TOC sorriu e balançou a cabeça algumas vezes.

– Nem consigo imaginar…

– Na verdade – retruquei –, de fato você não conseguiria imaginar, porque ninguém naquela empresa conseguiria. Já que o preço parecia ser a maior objeção das pessoas, então porque não tentar vender para os mais ricos? Ou melhor, para as pessoas ricas que eu conhecia? O problema era que eu realmente não conhecia ninguém rico, exceto pelo pai da minha namorada na faculdade, David Russell. Mas era uma situação que podia ser meio complicada, porque ele e sua esposa tinham acabado de se separar e eu não tinha ideia de onde ele estava vivendo. Ela, eu sabia, ainda estava vivendo na mansão em Westchester, mas eu não podia simplesmente bater à porta dela. Ela nunca gostou de mim, embora eu não possa imaginar por que – olhei para a Bruxa e disse: – O que há para não gostar, certo, Michele?
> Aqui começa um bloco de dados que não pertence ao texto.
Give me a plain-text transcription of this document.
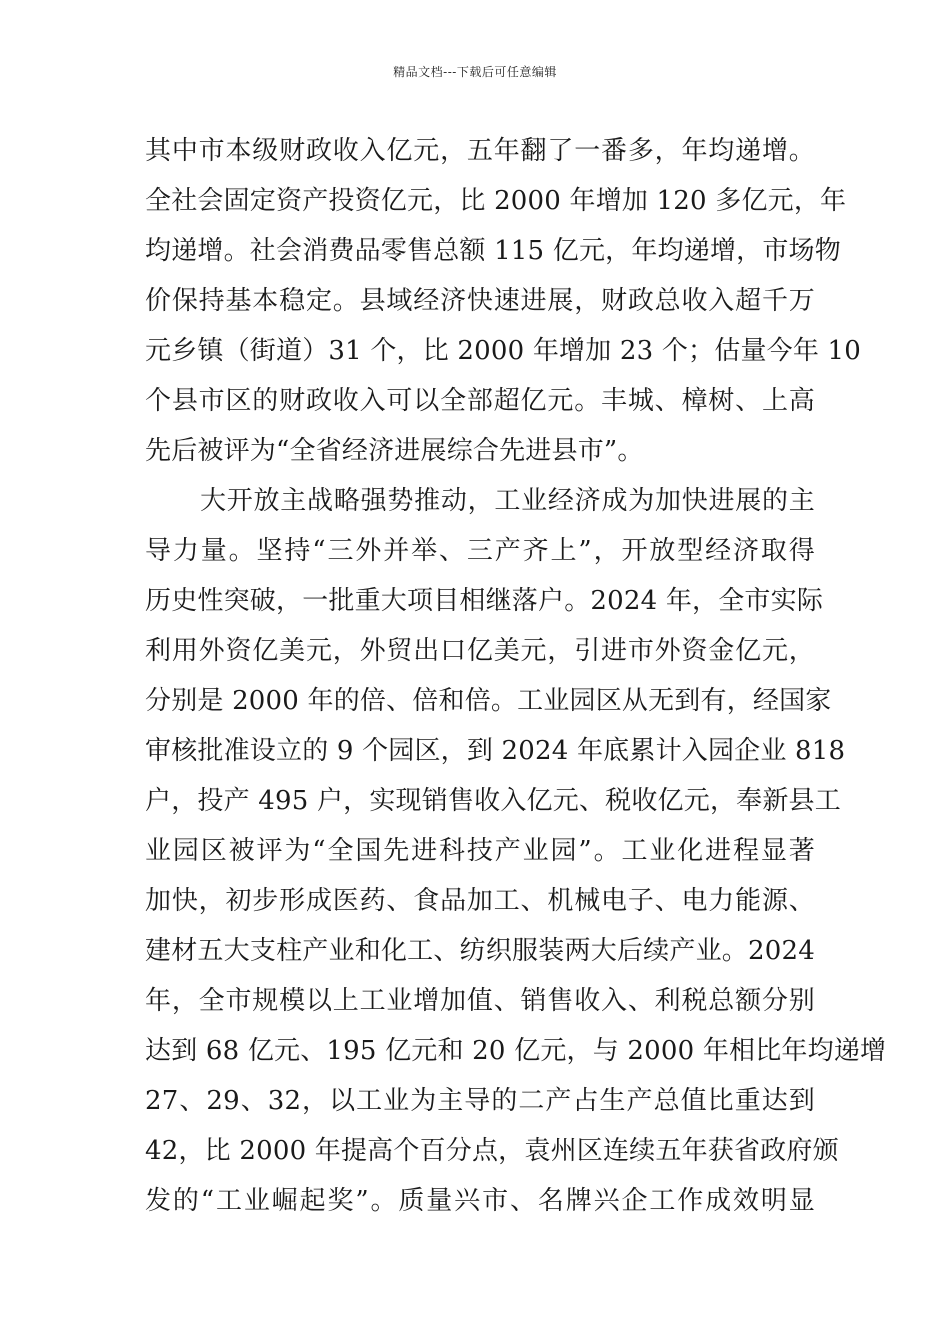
精品文档---下载后可任意编辑
其中市本级财政收入亿元，五年翻了一番多，年均递增。
全社会固定资产投资亿元，比 2000 年增加 120 多亿元，年
均递增。社会消费品零售总额 115 亿元，年均递增，市场物
价保持基本稳定。县域经济快速进展，财政总收入超千万
元乡镇（街道）31 个，比 2000 年增加 23 个；估量今年 10
个县市区的财政收入可以全部超亿元。丰城、樟树、上高
先后被评为“全省经济进展综合先进县市”。
大开放主战略强势推动，工业经济成为加快进展的主
导力量。坚持“三外并举、三产齐上”，开放型经济取得
历史性突破，一批重大项目相继落户。2024 年，全市实际
利用外资亿美元，外贸出口亿美元，引进市外资金亿元，
分别是 2000 年的倍、倍和倍。工业园区从无到有，经国家
审核批准设立的 9 个园区，到 2024 年底累计入园企业 818
户，投产 495 户，实现销售收入亿元、税收亿元，奉新县工
业园区被评为“全国先进科技产业园”。工业化进程显著
加快，初步形成医药、食品加工、机械电子、电力能源、
建材五大支柱产业和化工、纺织服装两大后续产业。2024
年，全市规模以上工业增加值、销售收入、利税总额分别
达到 68 亿元、195 亿元和 20 亿元，与 2000 年相比年均递增
27、29、32，以工业为主导的二产占生产总值比重达到
42，比 2000 年提高个百分点，袁州区连续五年获省政府颁
发的“工业崛起奖”。质量兴市、名牌兴企工作成效明显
A Bruxa não disse nada nem sorriu; ela simplesmente ergueu a fina sobrancelha esquerda como se questionasse: “Você está brincando comigo, certo?”. Dei de ombros e disse:

– Bem, acho que ela teve suas razões. Mas, deixando isso de lado, tomei a melhor decisão que podia e fui até seu vizinho – balancei a cabeça uma única vez, o que denotava a correção daquela minha decisão. – Sim – contei com orgulho –, eu estacionei minha picape Toyota bem na frente da enorme porta do vizinho e pulei do carro, subindo a escada e batendo na porta. Lembro-me de tudo como se tivesse acontecido ontem. Era uma enorme casa no estilo colonial, com persianas de cor verde-floresta, e a porta da frente era maior que aquela que conduzia à Cidade das Esmeraldas. Era pintada de vermelho escuro e devia ter umas mil mãos de verniz sobre ela. Continuei batendo, até que, finalmente, depois de um minuto, uma senhora de seus 60 anos e aparência gentil, com cabelos grisalhos e óculos de vovó, veio até a porta e me disse: “Posso ajudá-lo, meu jovem?”. Ofereci a ela um sorriso triste e respondi: “Talvez a senhora possa. Meu nome é Jordan e eu entrego carnes e frutos do mar para alguns de seus vizinhos na região. Eu tenho um excesso de produtos na minha picape hoje e não posso levar isso de volta para o freezer. Estou disposto a vender-lhe tudo a preço de custo”. Lancei a ela meus grandes e tristes olhos azuis de cachorrinho e acrescentei: “Tem algum jeito de a senhora me ajudar?”. Ela olhou para mim por alguns segundos e, depois, em um tom maduro e repleto de ceticismo, perguntou: “Quem são esses vizinhos para quem você faz entregas?”. Sem perder o ritmo, respondi: “Para os Russells aqui ao lado”. De repente, me ocorreu que ela podia realmente telefonar para eles, então rapidamente acrescentei: “Na verdade, era para o senhor Russel, David, como ele gostava de ser chamado”, e então apertei os lábios e balancei a cabeça tristemente. “Mas, como sabe, com tudo que vem acontecendo por lá com essa história do divórcio, eles não têm comprado muita coisa de mim ultimamente”.